Extra! Extra! Read all about it! “Washington Post Editor Bob Kaiser to Step Down.” Earlier this year the Washington Post announced that Bob would be leaving his position as managing editor on June 30. While he loved being managing editor, he also noted that “seven years is a long time in a job like this.” In the press release dated January 13, 1998, executive editor Leonard Downie Jr. hailed Bob as “the intellectual leader of the newsroom,” and said he has served as a “tireless advocate of deeper reporting, better writing, and brighter headlines.” The good news is that Bob will be returning to his first love, writing, as associate editor and senior correspondent. Now that he has more time, maybe he would consider becoming class secretary?

Far removed from the nation's capital, “Bam” Alling is starting his third career as the controller of Susquehanna University in central Pennsylvania. He states, “I find academia to be incredibly stimulating, especially compared to the world of small business which I inhabited with varying degrees of success for the past 20 years.” His only regret is that he did not take advantage of free tuition for his six children. He and his wife Anne have a “great home on the side of a mountain ... surrounding area is quite rural ... it is a great lifestyle. The only thing lacking is salt water.” Somehow it sounds s-o-o relaxing!

This summer Sam Francis is participating in the Big Ride Across America with 1,000 other hardy souls ranging in age between 17 and 72. It is noteworthy for all of us that Sam's age places him comfortably beyond the midpoint. The “Big Ride” is being sponsored by GTE in an effort to raise more than $8 million for the American Lung Association. Perhaps the even bigger ride for Sam was his retirement on February 20, after 27 years of big-company research and development at Bell Labs. In quoting Monty Python, he feels that it's time “now for something completely different.” He is looking forward to the challenge of “learning to swim by diving into the deep end.” Best of luck, Sam!

Since his retirement in 1992 Jim McCurley has published ten genealogies. Previously, he published six other works.

Miscellaneous: Proud papa Chuck Pulaski reports that his daughter Alison is a member of the Class of 2001 and is residing on the same floor of Lawrence Hall where her grandfather (Charles Pulaski ’38) lived in 1934.

Robert Varnum has enjoyed his new role as local interviewer of prospective Yale students in Lee County, Florida. Two of the 12 interviewees were accepted last year. He is active in the Southwest Florida Yale Club and trying to organize Yale activities in the Fort Myers area. If any of you have an interest, his home phone number is (941)540-2486.

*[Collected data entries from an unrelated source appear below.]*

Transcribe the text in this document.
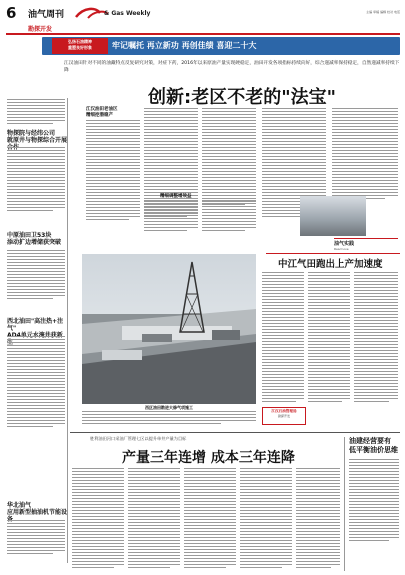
6 油气周刊
勘探开发
& Gas Weekly	主编 审稿 编辑 校对 电话
弘扬石油精神
重塑良好形象	牢记嘱托 再立新功 再创佳绩 喜迎二十大
江汉油田针对不同的油藏特点反复研究对策，对症下药，2016年以来原油产量实现硬稳定，油田开发各项指标持续向好，综合递减率保持稳定，自然递减率持续下降
创新:老区不老的"法宝"
物探院与经纬公司
就原井与物探综合开展
中原油田卫53块
添动扩边增储获突破
西北油田"高注热+注气"
华北油气
应用新型抽油机节能设
江汉油田老油区
精细挖潜稳产
精细调整增效益
油气实践
Read Live
西区油田勘进大修气项施工
中江气田跑出上产加速度
江汉石油管理局
勘探开发
胜利油田河口采油厂管理七区以提升单井产量为目标
产量三年连增 成本三年连降
油建经营要有
低平衡油价思维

Lastly, Fred Damour has a new employer, U.S. BanCorp. The latter acquired Fred's previous employer, First Bank Systems, and Fred is trying to locate other Yalies in his new organization. He also has proposed an interesting initiative. In his own words he asks, “Now that the Campaign for Yale is over . . . (perhaps) . . . our class should endow at least one AYA Community Service Summer Fellowship. Can we put this on the reunion agenda?” Why not!